Athol Fugard's "Master Harold" . . . and the Boys has traditionally been read as an allegory of racial inequities in South Africa. So have virtually all of Fugard's plays, whether they've been as overt as Statement After an Arrest Under the Immorality Act or as covert as Hello and Goodbye. The situation in Africa may not have altered much since 1982, when Master Harold was written, but nowadays we are far more aware of apartheid and its evils. This may be the reason that director Kelly Loudon has chosen in Argyle Gargoyle's production to emphasize the relations between the characters. This Master Harold seems less a story of social tensions than of a boy's painful initiation into manhood.

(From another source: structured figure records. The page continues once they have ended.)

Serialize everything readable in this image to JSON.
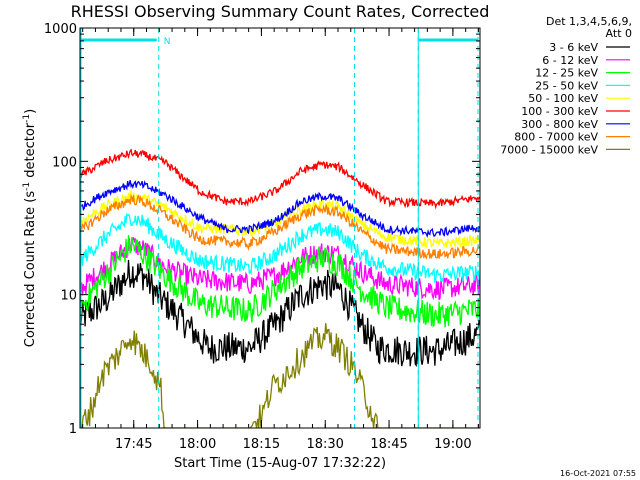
{
  "chart_data": {
    "type": "line",
    "title": "RHESSI Observing Summary Count Rates, Corrected",
    "xlabel": "Start Time (15-Aug-07 17:32:22)",
    "ylabel_main": "Corrected Count Rate (s",
    "ylabel_sup1": "-1",
    "ylabel_mid": " detector",
    "ylabel_sup2": "-1",
    "ylabel_end": ")",
    "yscale": "log",
    "ylim": [
      1,
      1000
    ],
    "xlim_minutes": [
      0,
      94
    ],
    "y_ticks": [
      {
        "value": 1,
        "label": "1"
      },
      {
        "value": 10,
        "label": "10"
      },
      {
        "value": 100,
        "label": "100"
      },
      {
        "value": 1000,
        "label": "1000"
      }
    ],
    "x_ticks": [
      {
        "minute": 12.63,
        "label": "17:45"
      },
      {
        "minute": 27.63,
        "label": "18:00"
      },
      {
        "minute": 42.63,
        "label": "18:15"
      },
      {
        "minute": 57.63,
        "label": "18:30"
      },
      {
        "minute": 72.63,
        "label": "18:45"
      },
      {
        "minute": 87.63,
        "label": "19:00"
      }
    ],
    "legend_header": [
      "Det 1,3,4,5,6,9,",
      "Att 0"
    ],
    "flags": {
      "night_start_minutes": [
        0,
        79.5
      ],
      "night_end_minutes": [
        18.5,
        96
      ],
      "night_label": "N",
      "saa_dashed_minutes": [
        18.5,
        64.5,
        79.5,
        96
      ],
      "color": "#00e0e0"
    },
    "series": [
      {
        "name": "3 - 6 keV",
        "color": "#000000",
        "noise": 0.12,
        "curve": [
          [
            0,
            6.5
          ],
          [
            6,
            9
          ],
          [
            12,
            15
          ],
          [
            15,
            14
          ],
          [
            18,
            10
          ],
          [
            24,
            6.5
          ],
          [
            30,
            4
          ],
          [
            40,
            4
          ],
          [
            46,
            6
          ],
          [
            52,
            10
          ],
          [
            57,
            12
          ],
          [
            61,
            11
          ],
          [
            66,
            6
          ],
          [
            70,
            4
          ],
          [
            76,
            3.8
          ],
          [
            84,
            3.8
          ],
          [
            90,
            4.5
          ],
          [
            96,
            5.5
          ]
        ]
      },
      {
        "name": "6 - 12 keV",
        "color": "#ff00ff",
        "noise": 0.08,
        "curve": [
          [
            0,
            11
          ],
          [
            6,
            16
          ],
          [
            12,
            24
          ],
          [
            15,
            22
          ],
          [
            20,
            16
          ],
          [
            28,
            13
          ],
          [
            40,
            12
          ],
          [
            46,
            14
          ],
          [
            52,
            19
          ],
          [
            57,
            21
          ],
          [
            61,
            20
          ],
          [
            66,
            15
          ],
          [
            72,
            12
          ],
          [
            84,
            11
          ],
          [
            96,
            12
          ]
        ]
      },
      {
        "name": "12 - 25 keV",
        "color": "#00ff00",
        "noise": 0.1,
        "curve": [
          [
            0,
            8
          ],
          [
            6,
            14
          ],
          [
            12,
            24
          ],
          [
            15,
            20
          ],
          [
            20,
            14
          ],
          [
            28,
            8.5
          ],
          [
            40,
            7.5
          ],
          [
            46,
            11
          ],
          [
            52,
            16
          ],
          [
            57,
            19
          ],
          [
            61,
            17
          ],
          [
            66,
            11
          ],
          [
            72,
            8
          ],
          [
            84,
            7
          ],
          [
            96,
            8
          ]
        ]
      },
      {
        "name": "25 - 50 keV",
        "color": "#00ffff",
        "noise": 0.06,
        "curve": [
          [
            0,
            18
          ],
          [
            6,
            27
          ],
          [
            12,
            38
          ],
          [
            15,
            35
          ],
          [
            20,
            26
          ],
          [
            28,
            18
          ],
          [
            40,
            16
          ],
          [
            46,
            20
          ],
          [
            52,
            28
          ],
          [
            57,
            31
          ],
          [
            61,
            29
          ],
          [
            66,
            20
          ],
          [
            72,
            16
          ],
          [
            84,
            14
          ],
          [
            96,
            15
          ]
        ]
      },
      {
        "name": "50 - 100 keV",
        "color": "#ffff00",
        "noise": 0.04,
        "curve": [
          [
            0,
            35
          ],
          [
            6,
            46
          ],
          [
            12,
            55
          ],
          [
            15,
            53
          ],
          [
            20,
            45
          ],
          [
            28,
            32
          ],
          [
            40,
            30
          ],
          [
            46,
            34
          ],
          [
            52,
            44
          ],
          [
            57,
            48
          ],
          [
            61,
            45
          ],
          [
            66,
            34
          ],
          [
            72,
            27
          ],
          [
            84,
            24
          ],
          [
            96,
            26
          ]
        ]
      },
      {
        "name": "100 - 300 keV",
        "color": "#ff0000",
        "noise": 0.03,
        "curve": [
          [
            0,
            78
          ],
          [
            6,
            100
          ],
          [
            12,
            115
          ],
          [
            15,
            112
          ],
          [
            20,
            98
          ],
          [
            28,
            60
          ],
          [
            34,
            50
          ],
          [
            40,
            50
          ],
          [
            46,
            60
          ],
          [
            52,
            85
          ],
          [
            57,
            95
          ],
          [
            61,
            90
          ],
          [
            66,
            68
          ],
          [
            72,
            50
          ],
          [
            84,
            48
          ],
          [
            96,
            55
          ]
        ]
      },
      {
        "name": "300 - 800 keV",
        "color": "#0000ff",
        "noise": 0.03,
        "curve": [
          [
            0,
            45
          ],
          [
            6,
            58
          ],
          [
            12,
            68
          ],
          [
            15,
            66
          ],
          [
            20,
            56
          ],
          [
            28,
            38
          ],
          [
            34,
            31
          ],
          [
            40,
            31
          ],
          [
            46,
            36
          ],
          [
            52,
            50
          ],
          [
            57,
            55
          ],
          [
            61,
            52
          ],
          [
            66,
            40
          ],
          [
            72,
            31
          ],
          [
            84,
            29
          ],
          [
            96,
            33
          ]
        ]
      },
      {
        "name": "800 - 7000 keV",
        "color": "#ff8000",
        "noise": 0.04,
        "curve": [
          [
            0,
            30
          ],
          [
            6,
            42
          ],
          [
            12,
            52
          ],
          [
            15,
            50
          ],
          [
            20,
            40
          ],
          [
            28,
            26
          ],
          [
            40,
            24
          ],
          [
            46,
            30
          ],
          [
            52,
            40
          ],
          [
            57,
            44
          ],
          [
            61,
            41
          ],
          [
            66,
            30
          ],
          [
            72,
            22
          ],
          [
            84,
            20
          ],
          [
            96,
            22
          ]
        ]
      },
      {
        "name": "7000 - 15000 keV",
        "color": "#808000",
        "noise": 0,
        "segments": [
          [
            0,
            1
          ],
          [
            3,
            1.5
          ],
          [
            5,
            2.5
          ],
          [
            7,
            3
          ],
          [
            10,
            4
          ],
          [
            12,
            5
          ],
          [
            14,
            4
          ],
          [
            17,
            3
          ],
          [
            19,
            2
          ],
          [
            20,
            1
          ],
          [
            30,
            1
          ],
          [
            38,
            1
          ],
          [
            40,
            1
          ],
          [
            43,
            1.3
          ],
          [
            45,
            2
          ],
          [
            48,
            2.5
          ],
          [
            52,
            3.5
          ],
          [
            55,
            4.5
          ],
          [
            58,
            5
          ],
          [
            61,
            4
          ],
          [
            64,
            3
          ],
          [
            67,
            1.8
          ],
          [
            70,
            1
          ],
          [
            96,
            1
          ]
        ]
      }
    ]
  },
  "footer": {
    "timestamp": "16-Oct-2021 07:55"
  }
}
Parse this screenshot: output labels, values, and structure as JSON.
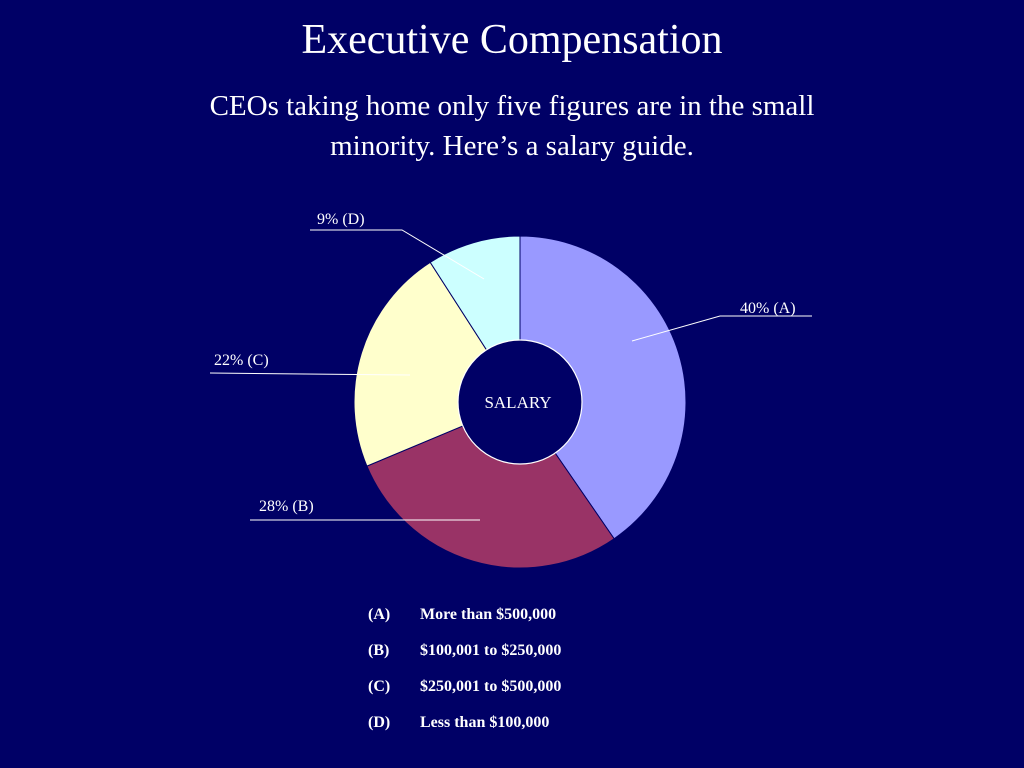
{
  "slide": {
    "title": "Executive Compensation",
    "subtitle_line1": "CEOs taking home only five figures are in the small",
    "subtitle_line2": "minority.  Here’s a salary guide."
  },
  "chart_data": {
    "type": "pie",
    "variant": "donut",
    "center_label": "SALARY",
    "slices": [
      {
        "key": "A",
        "value": 40,
        "label": "40% (A)",
        "color": "#9999ff"
      },
      {
        "key": "B",
        "value": 28,
        "label": "28% (B)",
        "color": "#993366"
      },
      {
        "key": "C",
        "value": 22,
        "label": "22% (C)",
        "color": "#ffffcc"
      },
      {
        "key": "D",
        "value": 9,
        "label": "9% (D)",
        "color": "#ccffff"
      }
    ],
    "legend": [
      {
        "key": "(A)",
        "text": "More than $500,000"
      },
      {
        "key": "(B)",
        "text": "$100,001 to $250,000"
      },
      {
        "key": "(C)",
        "text": "$250,001 to $500,000"
      },
      {
        "key": "(D)",
        "text": "Less than $100,000"
      }
    ]
  }
}
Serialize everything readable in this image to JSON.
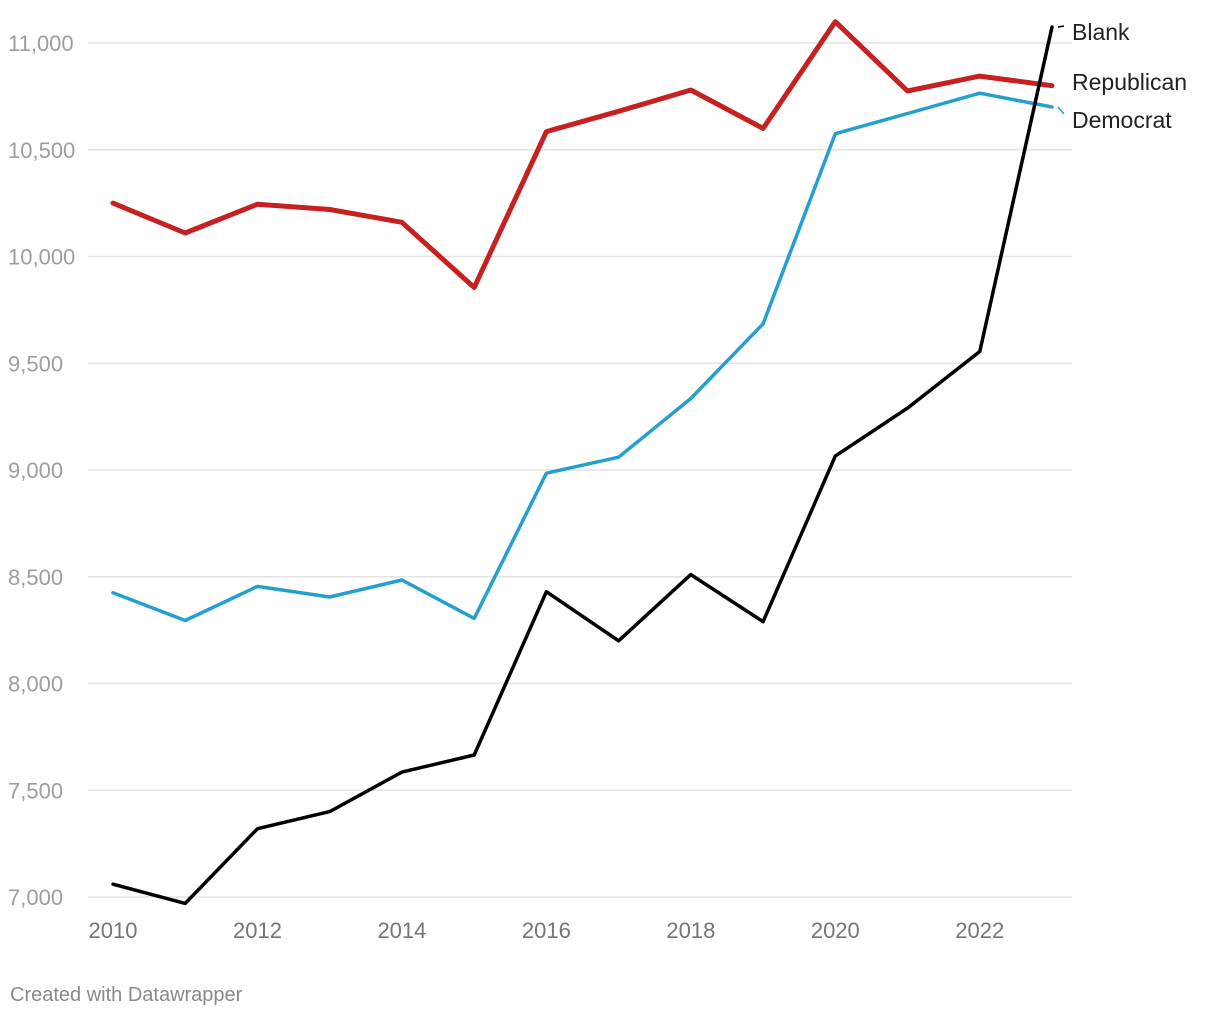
{
  "chart_data": {
    "type": "line",
    "x": [
      2010,
      2011,
      2012,
      2013,
      2014,
      2015,
      2016,
      2017,
      2018,
      2019,
      2020,
      2021,
      2022,
      2023
    ],
    "series": [
      {
        "name": "Republican",
        "color": "#c72020",
        "values": [
          10250,
          10110,
          10245,
          10220,
          10160,
          9855,
          10585,
          10680,
          10780,
          10600,
          11100,
          10775,
          10845,
          10800
        ]
      },
      {
        "name": "Democrat",
        "color": "#23a0cc",
        "values": [
          8425,
          8295,
          8455,
          8405,
          8485,
          8305,
          8985,
          9060,
          9335,
          9685,
          10575,
          10670,
          10765,
          10700
        ]
      },
      {
        "name": "Blank",
        "color": "#000000",
        "values": [
          7060,
          6970,
          7320,
          7400,
          7585,
          7665,
          8430,
          8200,
          8510,
          8290,
          9065,
          9290,
          9555,
          11075
        ]
      }
    ],
    "y_ticks": [
      "7,000",
      "7,500",
      "8,000",
      "8,500",
      "9,000",
      "9,500",
      "10,000",
      "10,500",
      "11,000"
    ],
    "y_tick_values": [
      7000,
      7500,
      8000,
      8500,
      9000,
      9500,
      10000,
      10500,
      11000
    ],
    "x_ticks": [
      "2010",
      "2012",
      "2014",
      "2016",
      "2018",
      "2020",
      "2022"
    ],
    "x_tick_values": [
      2010,
      2012,
      2014,
      2016,
      2018,
      2020,
      2022
    ],
    "ylim": [
      7000,
      11000
    ],
    "xlim": [
      2010,
      2023
    ],
    "grid": true,
    "legend": "direct-labels-right"
  },
  "footer": {
    "credit": "Created with Datawrapper"
  }
}
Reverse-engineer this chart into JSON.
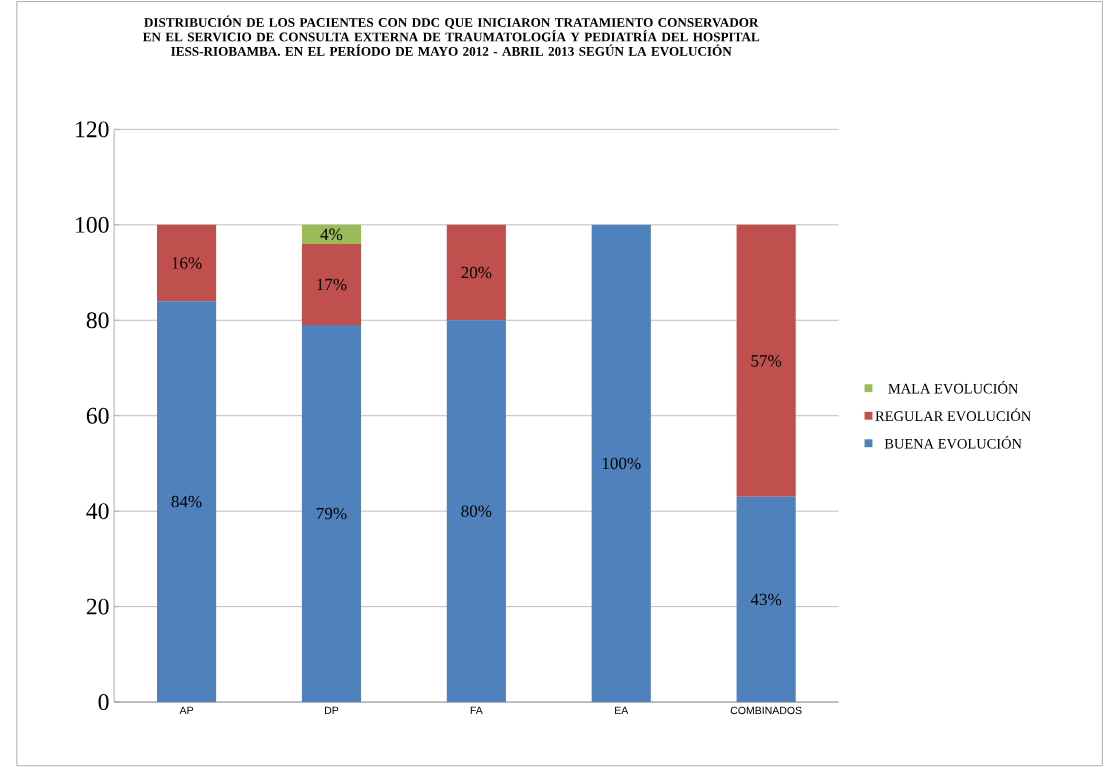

It was a wise choice. The same media inundation that made the Vietnam war everyday and thus easy to ignore has also inured us to the suffering in African nations--or in any nation, for that matter, including our own. Reducing these sweeping issues to a microcosm of two men and a child brings the point home more poignantly than any indignant editorial or agitprop slogan could. We all remember the shock of first learning that there were people with whom we could not go out and play. We know in our guts that anything is bad that forces a lonely child to sit by himself on a "for whites only" bench.

Argyle Gargoyle's production, recently moved from its south-side home at Daley College to the Edgewater Theatre on Bryn Mawr, is up to the challenge of this intense drama. Here from the original production are Sammy Oshin, playing Willie with a smile big enough to light the darkest continent, and Scott Sandoe, who manages to be perfectly convincing as the adolescent Hally though his program credits indicate that he is well beyond voting age. New to the cast, in the difficult role of Sam, is Arch Harmon. He is understandably somewhat less comfortable in his role than his two compatriots are in theirs, but delivers a solid, well-focused performance nonetheless.

Set designer Cheryl Whitmore has created a restaurant so real in its genteel squalor that one could walk in and order a soda--but maybe you'd better check the glass it's served in. The other design elements in this production reinforce the impression of decaying grandeur, of a place where nothing can grow but hope for a better future.